I’ve thought about doing this blog for many years now, always held back by some of the usual personal procrastinations, what should the format be? What’s my angle? What’s my gimmick? I can start without first buying all the right super expensive writing software. I need a podcast to go with my blog. I should build the website from scratch first.

So finally this new year I decided just f**king do it. It’s been years and you’ve written nothing so how much worse can actually finally writing some be? I penciled in today as blog day 1. I’d talk all about the opening weekend of spring training games, and we’d figure out the rest from there. Which of course meant the lockout would still be going on and there would be no baseball. My apologies.

As a general rule I always side with the players in any sport. They put in all the hard work, they provide the entertainment, they should receive as much of the money as possible. But I must say in this particular CBA breakdown I’ve never been more on the players side. What’s these owners are up to, is genuinely shocking. Its pure greed, and I just don’t see any other way to describe it. In any walk of life involving a union and a CBA, once the current agreement is up, you can continue to work ahead under the old agreement while negotiating the new one. It’s actually what leads to most strikes by the union. The idea the company isn’t trying hard enough to make the new agreement in a quick enough fashion, and the union doesn’t want to be taken advantage of.


Well not this time, no not here, here we have a bunch of owners with an agreement in place that any reasonable person would already say was too favorable to the them, and they call quits and lock the doors until they can have even more money.

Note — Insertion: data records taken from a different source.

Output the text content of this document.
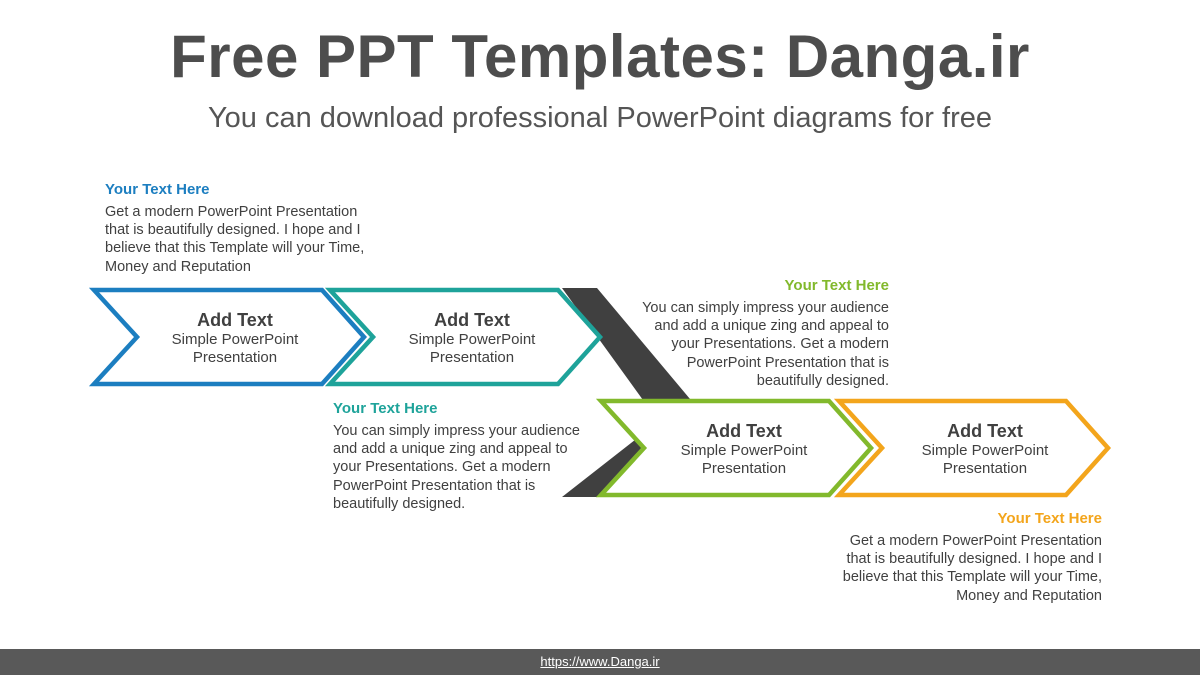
Free PPT Templates: Danga.ir
You can download professional PowerPoint diagrams for free
Add Text
Simple PowerPoint
Presentation
Add Text
Simple PowerPoint
Presentation
Add Text
Simple PowerPoint
Presentation
Add Text
Simple PowerPoint
Presentation
Your Text Here
Get a modern PowerPoint Presentation
that is beautifully designed. I hope and I
believe that this Template will your Time,
Money and Reputation
Your Text Here
You can simply impress your audience
and add a unique zing and appeal to
your Presentations. Get a modern
PowerPoint Presentation that is
beautifully designed.
Your Text Here
You can simply impress your audience
and add a unique zing and appeal to
your Presentations. Get a modern
PowerPoint Presentation that is
beautifully designed.
Your Text Here
Get a modern PowerPoint Presentation
that is beautifully designed. I hope and I
believe that this Template will your Time,
Money and Reputation
https://www.Danga.ir
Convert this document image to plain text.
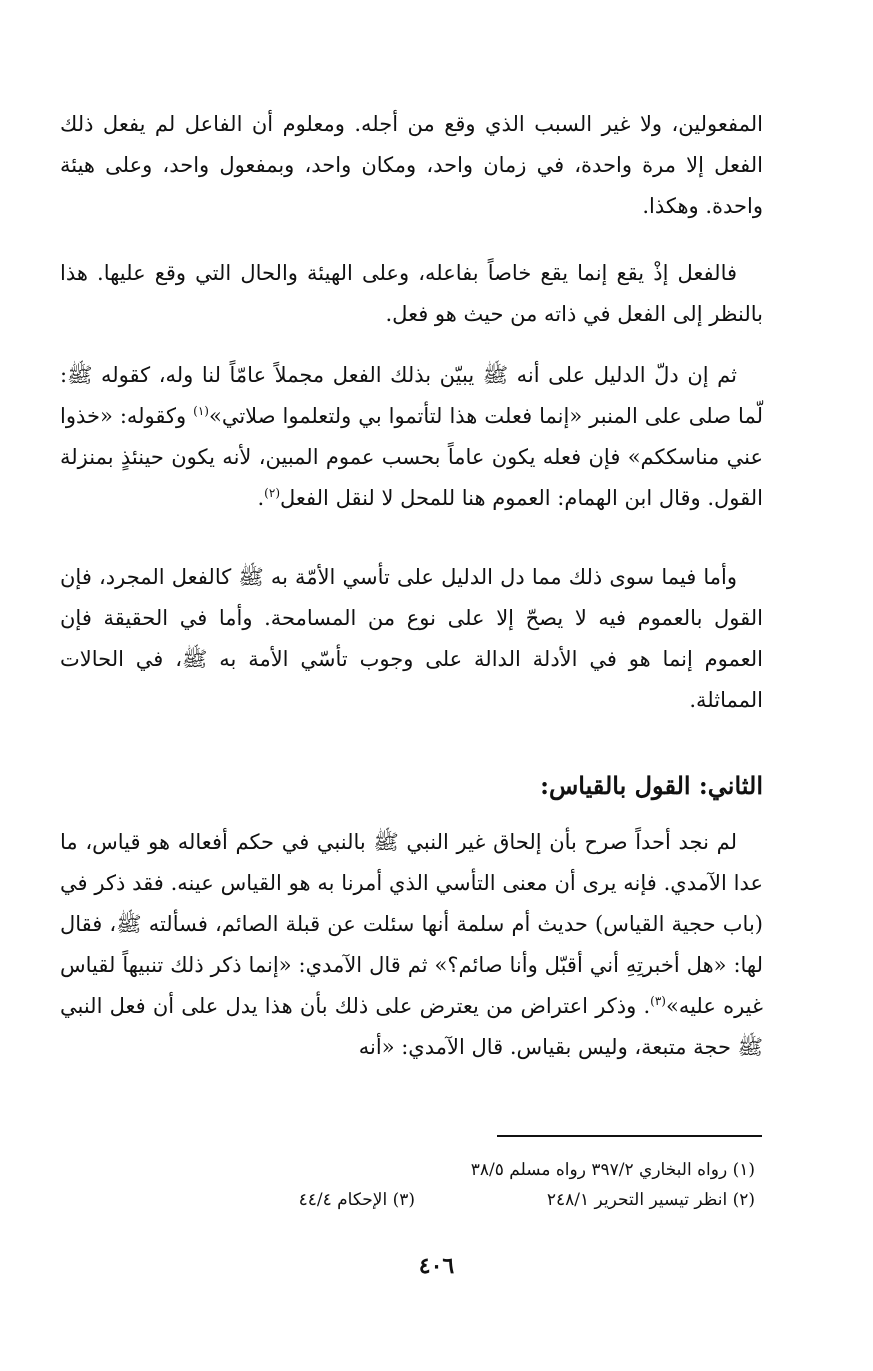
المفعولين، ولا غير السبب الذي وقع من أجله. ومعلوم أن الفاعل لم يفعل ذلك الفعل إلا مرة واحدة، في زمان واحد، ومكان واحد، وبمفعول واحد، وعلى هيئة واحدة. وهكذا.

فالفعل إذْ يقع إنما يقع خاصاً بفاعله، وعلى الهيئة والحال التي وقع عليها. هذا بالنظر إلى الفعل في ذاته من حيث هو فعل.

ثم إن دلّ الدليل على أنه ﷺ يبيّن بذلك الفعل مجملاً عامّاً لنا وله، كقوله ﷺ: لّما صلى على المنبر «إنما فعلت هذا لتأتموا بي ولتعلموا صلاتي»$^{(١)}$ وكقوله: «خذوا عني مناسككم» فإن فعله يكون عاماً بحسب عموم المبين، لأنه يكون حينئذٍ بمنزلة القول. وقال ابن الهمام: العموم هنا للمحل لا لنقل الفعل$^{(٢)}$.

وأما فيما سوى ذلك مما دل الدليل على تأسي الأمّة به ﷺ كالفعل المجرد، فإن القول بالعموم فيه لا يصحّ إلا على نوع من المسامحة. وأما في الحقيقة فإن العموم إنما هو في الأدلة الدالة على وجوب تأسّي الأمة به ﷺ، في الحالات المماثلة.

الثاني: القول بالقياس:

لم نجد أحداً صرح بأن إلحاق غير النبي ﷺ بالنبي في حكم أفعاله هو قياس، ما عدا الآمدي. فإنه يرى أن معنى التأسي الذي أمرنا به هو القياس عينه. فقد ذكر في (باب حجية القياس) حديث أم سلمة أنها سئلت عن قبلة الصائم، فسألته ﷺ، فقال لها: «هل أخبرتِهِ أني أقبّل وأنا صائم؟» ثم قال الآمدي: «إنما ذكر ذلك تنبيهاً لقياس غيره عليه»$^{(٣)}$. وذكر اعتراض من يعترض على ذلك بأن هذا يدل على أن فعل النبي ﷺ حجة متبعة، وليس بقياس. قال الآمدي: «أنه

(١) رواه البخاري ٣٩٧/٢ رواه مسلم ٣٨/٥
(٢) انظر تيسير التحرير ٢٤٨/١
(٣) الإحكام ٤٤/٤
٤٠٦
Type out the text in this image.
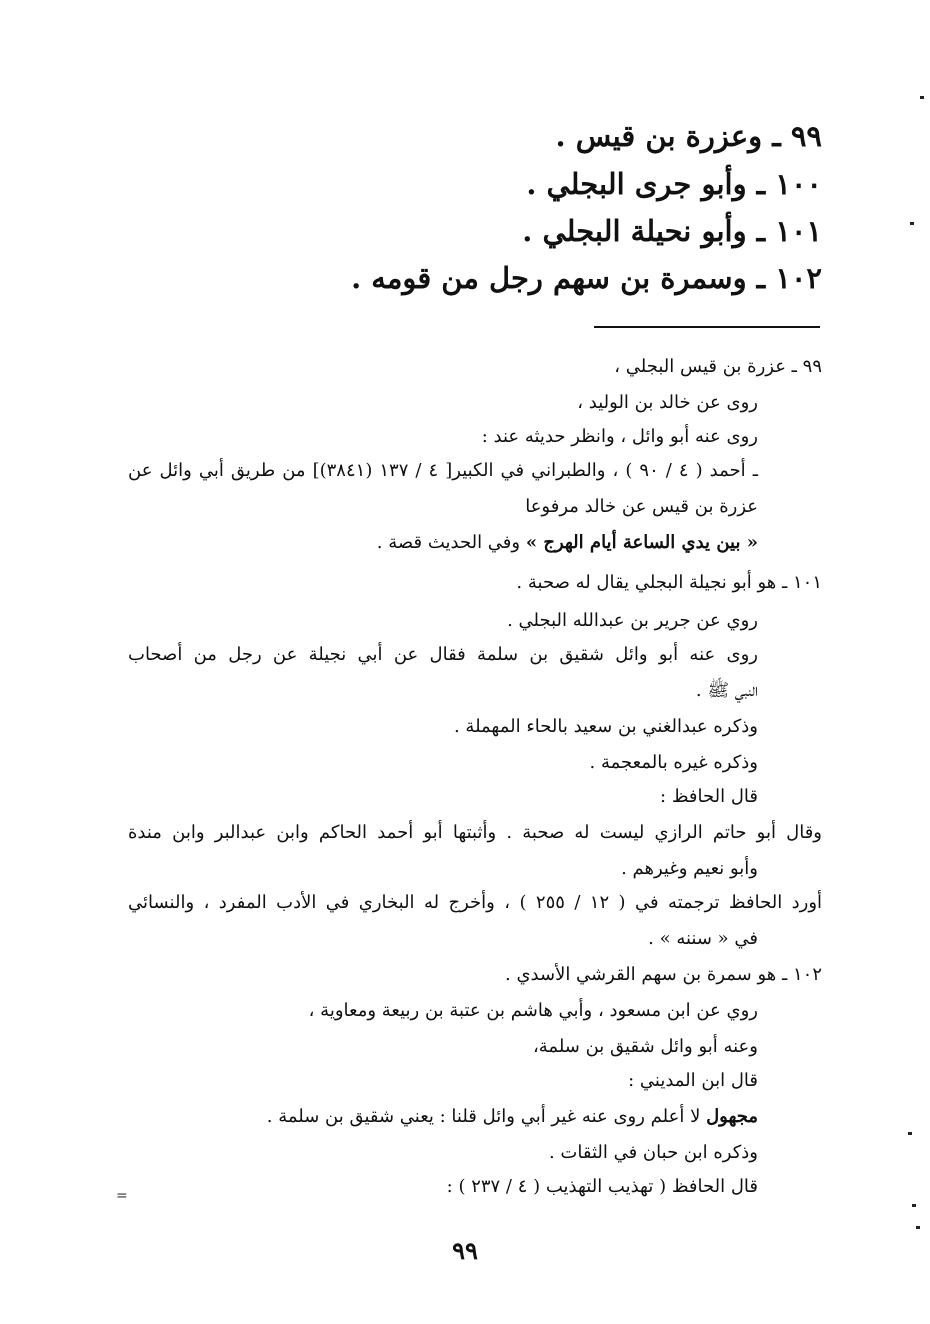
٩٩ ـ وعزرة بن قيس .
١٠٠ ـ وأبو جرى البجلي .
١٠١ ـ وأبو نحيلة البجلي .
١٠٢ ـ وسمرة بن سهم رجل من قومه .
٩٩ ـ عزرة بن قيس البجلي ،
روى عن خالد بن الوليد ،
روى عنه أبو وائل ، وانظر حديثه عند :
ـ أحمد ( ٤ / ٩٠ ) ، والطبراني في الكبير[ ٤ / ١٣٧ (٣٨٤١)] من طريق أبي وائل عن
عزرة بن قيس عن خالد مرفوعا
« بين يدي الساعة أيام الهرج » وفي الحديث قصة .
١٠١ ـ هو أبو نجيلة البجلي يقال له صحبة .
روي عن جرير بن عبدالله البجلي .
روى عنه أبو وائل شقيق بن سلمة فقال عن أبي نجيلة عن رجل من أصحاب
النبي ﷺ .
وذكره عبدالغني بن سعيد بالحاء المهملة .
وذكره غيره بالمعجمة .
قال الحافظ :
وقال أبو حاتم الرازي ليست له صحبة . وأثبتها أبو أحمد الحاكم وابن عبدالبر وابن مندة
وأبو نعيم وغيرهم .
أورد الحافظ ترجمته في ( ١٢ / ٢٥٥ ) ، وأخرج له البخاري في الأدب المفرد ، والنسائي
في « سننه » .
١٠٢ ـ هو سمرة بن سهم القرشي الأسدي .
روي عن ابن مسعود ، وأبي هاشم بن عتبة بن ربيعة ومعاوية ،
وعنه أبو وائل شقيق بن سلمة،
قال ابن المديني :
مجهول لا أعلم روى عنه غير أبي وائل قلنا : يعني شقيق بن سلمة .
وذكره ابن حبان في الثقات .
قال الحافظ ( تهذيب التهذيب ( ٤ / ٢٣٧ ) :
٩٩
=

It’s unbelievable. And it’s 100% because of this decision that there was no baseball this weekend. Nothing else.


I’ve been quite upset by a lot of the reporting I’ve seen too. Seems a lot of the major press outlets are worried about their press passes for next year and are writing with a heavy lean to the owners side. Lots of citing how much to top 1% of players make, showing Matt Scherzer driving a Porsche etc. Yes some players are very well paid, but so many aren’t. League minimum contracts pay so little and with service manipulation as it is, so many players never play past that contract, being edged out of the game in favor of a younger cheaper option. And I for one thinks is great when these Porsche driving 1%ers fight for the collective union and don’t just sit back counting their millions.